Если вы можете грохнуть кого пожелаете с большой точностью, то из этого еще не следует, что вы теперь лучше научились отличать легитимную мишень от нелегитимной. Точность удара никак не связана с адекватностью выбора цели. В таком случае можно сказать, что гильотина, благодаря точности своего лезвия, которая и правда точнехонько отделяет голову от туловища, позволяет лучше отличать виновных от невиновных. Это очевидный софизм, и некоторые оговорки, сделанные Бренноном, позволяют предположить, что писавшие для него речь осознают наличие паралогизма. Они подозревают о его существовании, не утверждая этого наверняка. Ведь одного намека на него будет достаточно для мобилизации общественного мнения.
Но существует и более утонченная разновидность того же аргумента, когда не утверждается, что точность удара делает идентификацию объекта более корректной, ведь это очевидная бессмыслица. Вместо этого утверждается, что «подлинный фактор, позволяющий производить различие в момент применения силы, заключается в адекватной визуальной идентификации объекта», а «поскольку более четкое изображение делает возможным более избирательное применение силы, использование технологии вооруженного дрона должно в принципе сделать войну более этичной» 370.
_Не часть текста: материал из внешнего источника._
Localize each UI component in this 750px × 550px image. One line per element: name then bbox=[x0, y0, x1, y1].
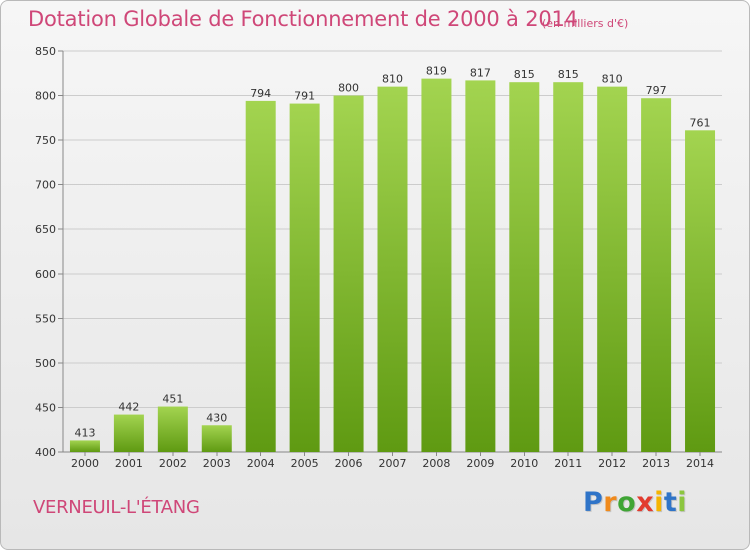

Это в теории. На практике же самое мягкое, что можно было бы сказать: методология определения цели, основанная на возможности дрона производить наблюдение, не слишком продумана. Как мы уже убедились, его возможности не слишком соответствуют требованием четкой избирательности. Но стоит еще раз прояснить базовый аргумент. Вопрос в следующем: как можно визуально определить, имеет ли определенное лицо статус комбатанта? Каким образом оператор дрона сможет увидеть это различие на экране?
Поскольку в рамках современных антиповстанческих операций операторы дронов целятся во врагов, которые не носят формы (и зачастую вне зоны военных конфликтов), статус комбата невозможно подтвердить, опираясь на типичный конвенциональный признак. Что касается ношения оружия, то этот критерий неприменим в тех странах, где оно является обычным делом. Как резюмирует йеменский чиновник: «У нас, в Йемене, все жители вооружены. Каким образом они могут отличать предполагаемых повстанцев от вооруженных йеменцев?» 371
Право военных конфликтов запрещает умышленно целиться в мирных жителей. Единственное исключение, которое предусматривает это правило, делается в случае, «когда мирный житель непосредственно участвует в конфликте» 372. Этот человек в обычной одежде внезапно достает свое оружие. Когда становится ясно, что он принимает участие в бою и представляет собой непосредственную угрозу, он становится легитимной мишенью для военных противника.
Но использование дронов делает неприменимым как критерий прямого участия в военных действиях, так и критерий непосредственной угрозы: в каких именно военных действиях он участвует, если больше нет комбатантов? Непосредственная угроза кому, если на поле боя больше нет войск? Лишая врага возможности непосредственно участвовать в военных действиях, которые стали чем-то весьма расплывчатым, мы также лишаем себя возможности их распознавать. Как это ни парадоксально, те, чьи возможности отличить комбатантов от нонкомбатантов расхваливают на все лады, на практике упраздняют само условие подобного различия, то есть бой как таковой. Как если бы мы располагали мощным микроскопом, случайно уничтожившим тот феномен, который он призван был изучать.